Deux chiffres éloquents
Ce chiffre de 80 milliards de dollars à investir est à
rapprocher d’un autre : de 1973 à 1980, les pays (non pétroliers)
en développement ont emprunté 332 milliards de dollars
et ils ont dû payer pour le service de cette dette, au cours de
la même période, 338 milliards de dollars, soit 6 milliards
de dollars en plus que le montant des emprunts obtenus !
Et l’augmentation des taux d’intérêts, lancée par
la politique Reagan, pénalise aujourd’hui encore plus les pays
du Tiers-Monde. Bien plus que l’augmentation du prix du pétrole.
Les pays en développement sont obligés de chercher 100
milliards de dollars par an pour payer le service de leurs dettes.
L’impasse
C’est ainsi que l’économie de marché conduit le monde dans une impasse : le quart de sa population est menacé de mort, ses ressources naturelles sont pillées par l’ignorance des uns et la cupidité des autres, tandis qu’on dépense un million de dollars par minute (plus de 500 milliards de dollars par an) pour des armements monstrueux. Nous sommes dans une situation explosive.
Des voix s’élèvent
Le salut ne peut venir que de l’abandon des règles édictées
par la finance, au plan mondial.
Citoyenne du monde, je me réjouis de constater que de toute part
des voix s’élèvent en ce sens.
Lesquelles seront entendues ?
Celles qui font appel au désir de justice et d’équité,
telle la déclaration faite à l’issue de la sixième
session extraordinaire de l’O.N.U., réclamant un nouvel ordre
économique mondial pour substituer au système actuel «
caractérisé par l’injustice, la domination, la dépendance,
l’égoïsme et une aide... mal conçue » de nouvelles
règles du jeu fondées sur « la justice, l’égalité...

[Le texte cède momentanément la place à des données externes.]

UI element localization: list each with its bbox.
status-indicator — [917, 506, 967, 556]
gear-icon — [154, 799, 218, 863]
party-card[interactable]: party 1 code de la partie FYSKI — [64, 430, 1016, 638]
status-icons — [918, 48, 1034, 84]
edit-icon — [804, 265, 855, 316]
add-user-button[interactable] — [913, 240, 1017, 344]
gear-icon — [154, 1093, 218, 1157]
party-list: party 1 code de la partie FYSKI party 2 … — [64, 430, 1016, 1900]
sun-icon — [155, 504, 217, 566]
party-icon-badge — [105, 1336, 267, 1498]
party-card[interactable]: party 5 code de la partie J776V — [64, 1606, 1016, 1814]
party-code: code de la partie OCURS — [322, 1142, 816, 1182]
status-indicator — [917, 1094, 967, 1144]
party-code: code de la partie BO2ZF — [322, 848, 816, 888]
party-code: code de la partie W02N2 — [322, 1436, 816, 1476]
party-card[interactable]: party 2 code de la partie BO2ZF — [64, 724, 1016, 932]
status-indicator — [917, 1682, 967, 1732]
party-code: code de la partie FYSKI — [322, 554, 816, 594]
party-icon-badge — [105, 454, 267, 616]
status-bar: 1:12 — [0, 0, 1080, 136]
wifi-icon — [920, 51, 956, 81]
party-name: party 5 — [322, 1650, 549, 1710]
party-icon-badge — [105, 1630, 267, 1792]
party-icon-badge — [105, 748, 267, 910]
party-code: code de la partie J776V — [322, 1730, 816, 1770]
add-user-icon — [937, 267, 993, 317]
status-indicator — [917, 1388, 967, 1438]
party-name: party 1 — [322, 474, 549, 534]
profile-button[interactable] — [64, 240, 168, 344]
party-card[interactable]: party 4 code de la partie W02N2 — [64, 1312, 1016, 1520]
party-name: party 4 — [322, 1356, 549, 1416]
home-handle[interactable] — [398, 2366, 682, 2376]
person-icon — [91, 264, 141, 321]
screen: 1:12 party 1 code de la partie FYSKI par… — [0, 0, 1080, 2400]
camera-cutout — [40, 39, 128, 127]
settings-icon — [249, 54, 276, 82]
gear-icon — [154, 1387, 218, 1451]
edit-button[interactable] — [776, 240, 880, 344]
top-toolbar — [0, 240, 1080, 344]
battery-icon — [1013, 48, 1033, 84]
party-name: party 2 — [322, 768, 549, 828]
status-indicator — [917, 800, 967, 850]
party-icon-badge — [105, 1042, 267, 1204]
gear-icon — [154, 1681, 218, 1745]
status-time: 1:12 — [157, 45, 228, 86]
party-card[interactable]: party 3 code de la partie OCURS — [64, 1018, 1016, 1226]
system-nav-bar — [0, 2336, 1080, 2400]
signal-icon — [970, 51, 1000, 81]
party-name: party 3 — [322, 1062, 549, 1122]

l’interdépendance, l’intérêt commun et la coopération
» ?
Celles des scientifiques, tels N. Scrimshaw et L. Taylor cités
plus haut et qui soulignent « mais surtout il faudra une plus
grande justice sociale, c’est-à-dire une répartition plus
équitable des revenus au sein des pays en voie de développement
» ?
Celle des économistes, par la « récente prise de
conscience par la communauté internationale des effets négatifs
de l’ancien ordre économique mondial sur les bases productives
de l’économie », comme le souligne K. Dadzie dans «
Scientific American », qui conclut : « l’enjeu de la partie
qui se joue actuellement est important pour les pays industriels comme
pour les pays en voie de développement... La réponse au
problème du développement requiert une politique internationale
de survie de l’humanité, fondée sur une certaine compréhension
mutuelle et des politiques gouvernementales lucides et courageuses »
?
Celles de l’intérêt ? Car, comme le montre A. Angelopoulos,
ancien gouverneur de la Banque nationale de Grèce, non seulement
la limitation du financement permanent des pays du Tiers-Monde conduirait
à un krach financier plus profond que celui de 1929, mais «
deux autres facteurs conduisent l’économie mondiale à
l’impasse absolue : la course aux armements car... au cours des années
80-82, les dépenses militaires doivent augmenter deux à
trois fois plus vite que la croissance économique ce qui apportera
de nouvelles pressions inflationnistes, ... et l’augmentation permanente
des dépenses d’assistance aux chômeurs... qui a des conséquences
néfastes sur l’activité économique ».
*
Le problème est bien posé et il est urgent : c’est l’économie distributive au plan mondial ou la mort.